Entonces Verísimo, postrándose en el suelo, exclamó: «¡María! ¡Madre de gracias! ¡Madre de misericordia! ¡Defiéndenos del enemigo malo!».

No hizo más que pronunciar estas palabras, cuando mármoles, pedrerías, pinturas soberbias, todo, cayó deshecho en el suelo de la iglesia, y Verísimo vio un demonio en forma de dragón que salía del cuerpo de doña Venus. El dragón era rojo y sangriento y escapó por el aire dando muy fuertes gritos que espantaron a todos. Esto cuenta fray Bartolomé de Emparanza en su historia de Verísimo, monje en el monasterio de Cartujos, cerca de Labraz.

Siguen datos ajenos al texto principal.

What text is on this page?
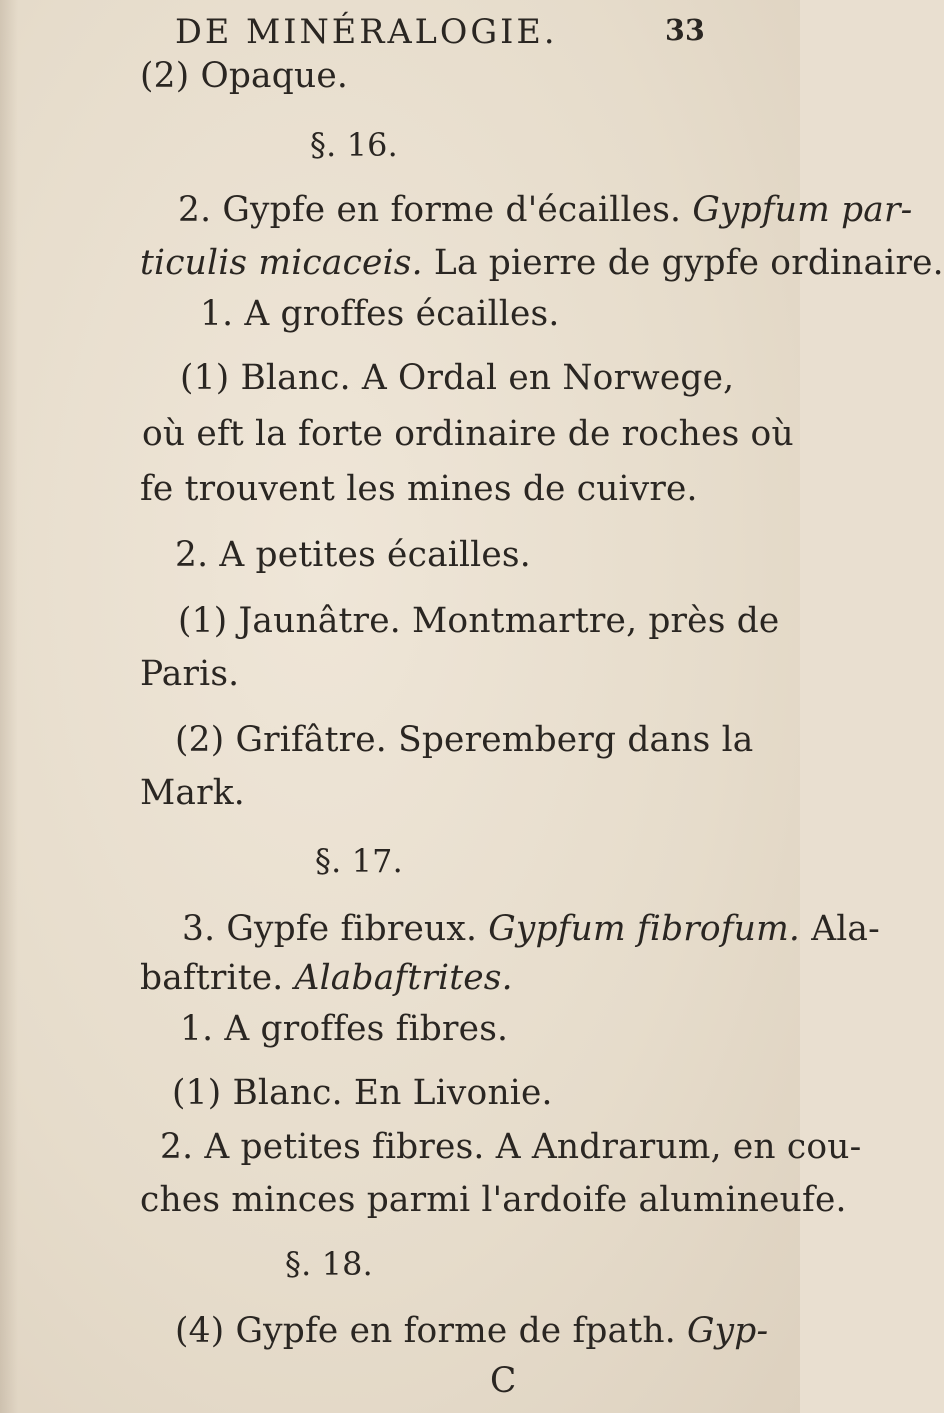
DE MINÉRALOGIE.	33
(2) Opaque.
§. 16.
2. Gypfe en forme d'écailles. Gypfum par-
ticulis micaceis. La pierre de gypfe ordinaire.
1. A groffes écailles.
(1) Blanc. A Ordal en Norwege,
où eft la forte ordinaire de roches où
fe trouvent les mines de cuivre.
2. A petites écailles.
(1) Jaunâtre. Montmartre, près de
Paris.
(2) Grifâtre. Speremberg dans la
Mark.
§. 17.
3. Gypfe fibreux. Gypfum fibrofum. Ala-
baftrite. Alabaftrites.
1. A groffes fibres.
(1) Blanc. En Livonie.
2. A petites fibres. A Andrarum, en cou-
ches minces parmi l'ardoife alumineufe.
§. 18.
(4) Gypfe en forme de fpath. Gyp-
C
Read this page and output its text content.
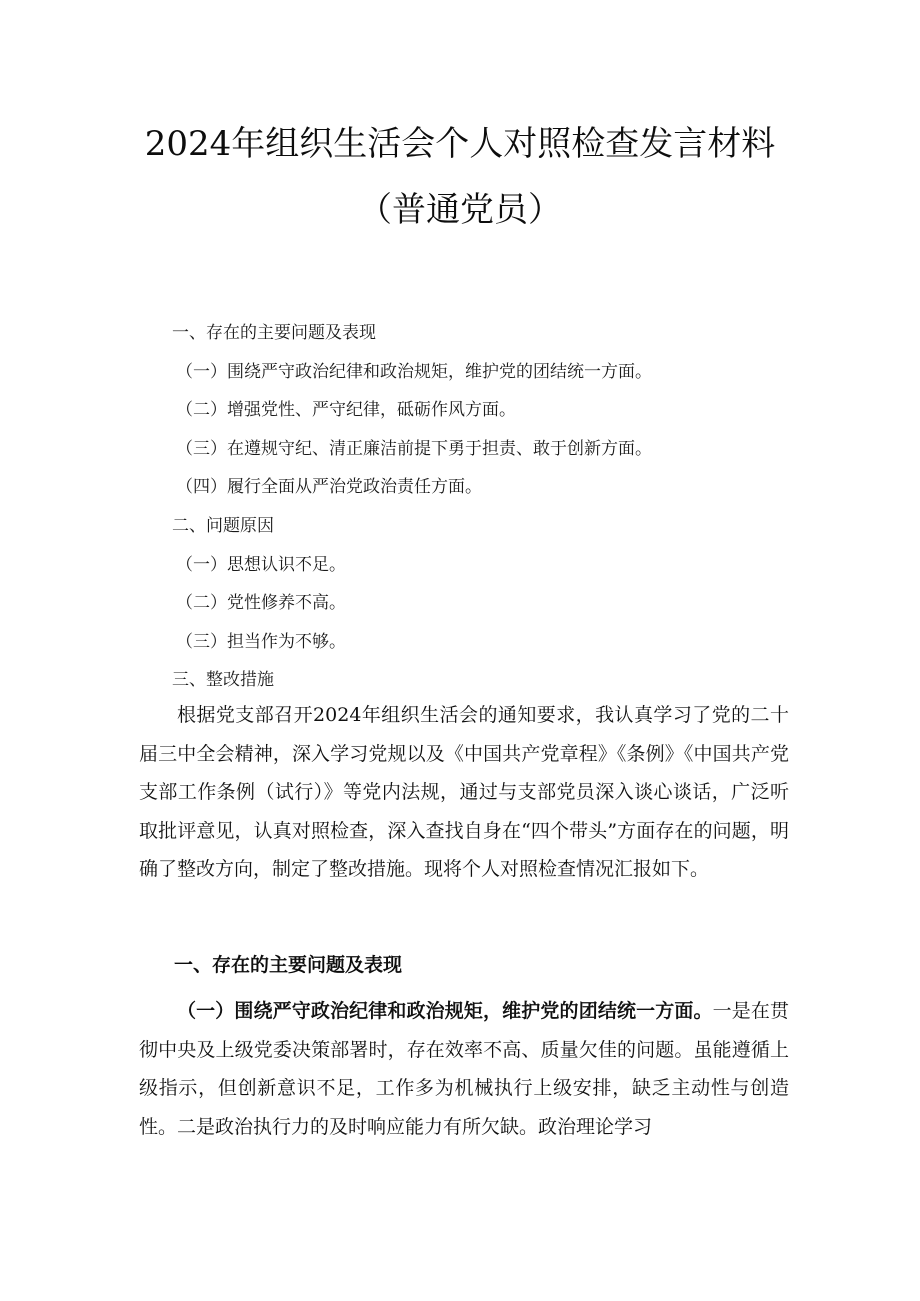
2024年组织生活会个人对照检查发言材料
（普通党员）
一、存在的主要问题及表现
（一）围绕严守政治纪律和政治规矩，维护党的团结统一方面。
（二）增强党性、严守纪律，砥砺作风方面。
（三）在遵规守纪、清正廉洁前提下勇于担责、敢于创新方面。
（四）履行全面从严治党政治责任方面。
二、问题原因
（一）思想认识不足。
（二）党性修养不高。
（三）担当作为不够。
三、整改措施

根据党支部召开2024年组织生活会的通知要求，我认真学习了党的二十届三中全会精神，深入学习党规以及《中国共产党章程》《条例》《中国共产党支部工作条例（试行）》等党内法规，通过与支部党员深入谈心谈话，广泛听取批评意见，认真对照检查，深入查找自身在“四个带头”方面存在的问题，明确了整改方向，制定了整改措施。现将个人对照检查情况汇报如下。

一、存在的主要问题及表现

（一）围绕严守政治纪律和政治规矩，维护党的团结统一方面。一是在贯彻中央及上级党委决策部署时，存在效率不高、质量欠佳的问题。虽能遵循上级指示，但创新意识不足，工作多为机械执行上级安排，缺乏主动性与创造性。二是政治执行力的及时响应能力有所欠缺。政治理论学习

—¿Qué te parece la historieta? —preguntó el organista a su sobrino, levantando sus antiparras.

—¿Qué quiere usted que me parezca?

—¿No crees que ese Verísimo era un pillo redomado?

—¡Pillo! ¿Por qué?

—Un capón despreciable.

—Es que el voto de castidad…

—Un frailuno sucio y piojoso, una pura tiña. Figúrate que tú hubieras estado en su caso, ¿qué hubieses hecho?

—¡Yo!

—Sí, tú.

—Pues, no sé.

—¿No te hubieras acercado al dragón y lo hubieras cogido en tus brazos?

—Dice usted unas cosas…

—¿Qué? ¡Un dragón en forma de chica guapa! Es bastante agradable. Si no viniera nadie te leería lo que dice el maestro de algunas de estas cosas —y el organista se levantó de su sillón y abrió con llave un armario en donde guardaba todas las obras de Voltaire. Era el entusiasmo de Armendáriz leer aquellos libros. Éste, éste sí que lo entiende, solía decir entusiasmado.

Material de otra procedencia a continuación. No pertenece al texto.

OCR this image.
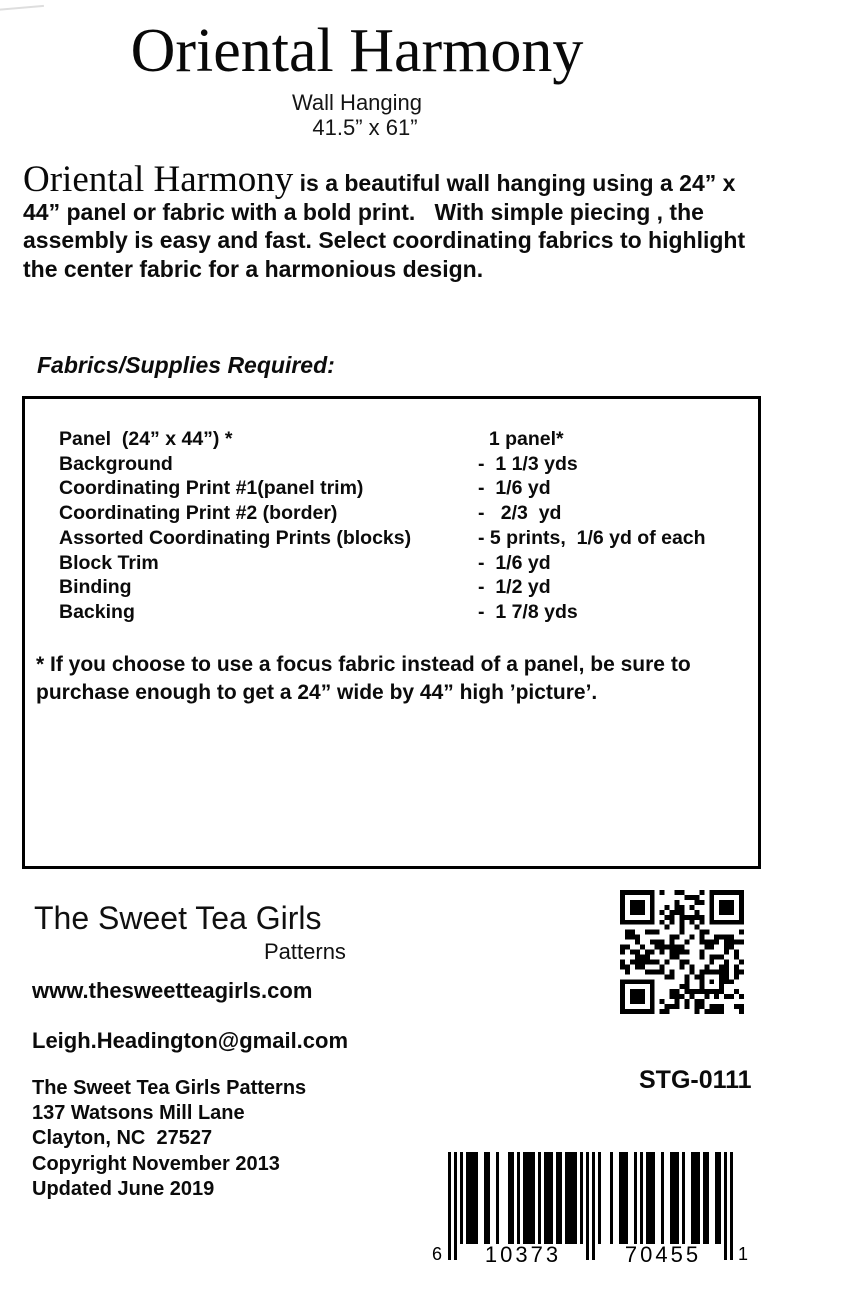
Oriental Harmony
Wall Hanging
41.5” x 61”
Oriental Harmony is a beautiful wall hanging using a 24” x
44” panel or fabric with a bold print.   With simple piecing , the
assembly is easy and fast. Select coordinating fabrics to highlight
the center fabric for a harmonious design.
Fabrics/Supplies Required:
Panel  (24” x 44”) *	1 panel*
Background	-  1 1/3 yds
Coordinating Print #1(panel trim)	-  1/6 yd
Coordinating Print #2 (border)	-   2/3  yd
Assorted Coordinating Prints (blocks)	- 5 prints,  1/6 yd of each
Block Trim	-  1/6 yd
Binding	-  1/2 yd
Backing	-  1 7/8 yds
* If you choose to use a focus fabric instead of a panel, be sure to
purchase enough to get a 24” wide by 44” high ’picture’.
The Sweet Tea Girls
Patterns
www.thesweetteagirls.com
Leigh.Headington@gmail.com
The Sweet Tea Girls Patterns
137 Watsons Mill Lane
Clayton, NC  27527
Copyright November 2013
Updated June 2019
STG-0111
6	10373	70455	1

—No me lea usted nada, tío —murmuró Raimundo.

—¿Pero qué te pasa? ¿Te persigue como a Verísimo alguna mujer hermosa y diabólica?

—No, todo lo contrario.

—¿Entonces la persigues tú?

—Yo no he dicho eso.

—Pero lo has dejado adivinar.

Raimundo enmudeció.

—Con hacer un esfuerzo de imaginación sabría quién es ella… En resumen, que estás enamorado como un cadete.

—Por Dios, tío…

—¿Y qué? Si las leyes de la Naturaleza se han de cumplir siempre. Ahora la cuestión es ésta: ¿Tú te enamoraste de ella porque tenía tales o cuales perfecciones, o te has entusiasmado sólo porque es una mujer bonita?…

—En cuanto a esto, tío, tengo la seguridad…

—¡Pero qué seguridad vas a tener tú! Si eres un doctrino.

—Seré todo lo que usted quiera; pero yo le puedo decir que he visto mujeres hermosas y las he mirado fríamente.

—Como Verísimo… Eres un tontuelo. En fin, ¿tú venías a pedirme un consejo, no es verdad?

—Sí.

—Pues óyeme. Para mí puedes seguir tres caminos: primero, el de la imbecilidad, haces como Verísimo, te azotas con unas disciplinas, te mortificas, comes acelgas y lechugas hasta que el recuerdo pecaminoso huya y la carne se aquiete; segundo, el de la hipocresía, buscas un ama guapetona que te haga olvidar el objeto de tus ansias, acaricias a tus sobrinitos cuando los vayas teniendo; y tercero, que es el camino que me parece más decoroso, te vas del pueblo.

—¿Y qué hago fuera de aquí?

—Veo que escoges la solución más digna. Si tú trabajas y escribes música, llegarás a tener gloria, dinero…

—¿Cree usted…? —dijo Raimundo con los ojos brillantes.

—Sí, ya lo creo. De manera que ya lo sabes —añadió el organista—. Yo tengo algunos cuartos. ¿A mí de qué me sirven? Tómalos y vete a París.

—¿A París? —exclamó Raimundo en el colmo del asombro.

—Sí, allí te curarás y sentirás la fiebre del trabajo. Aquí ¿qué vas a hacer? Nada. Este pueblo se va; dentro de cincuenta años será una aldea.

—¿Y qué voy a hacer yo en París?

—Estudiar, escribir música…

—¿Música religiosa?

—O música profana.

—¿Un cura escribiendo música profana?

—¿Es que crees que tus hábitos son un obstáculo para eso?

—Claro.

—Pues cuelga los hábitos. Yo no te digo más. Mi bolsa está a tu disposición; si triunfas, ya me recogerás en tu casa; si fracasas, viviremos también. Piensa lo que te digo; ya me dirás lo que resuelves…

Unas semanas después, Raimundo salió de Labraz.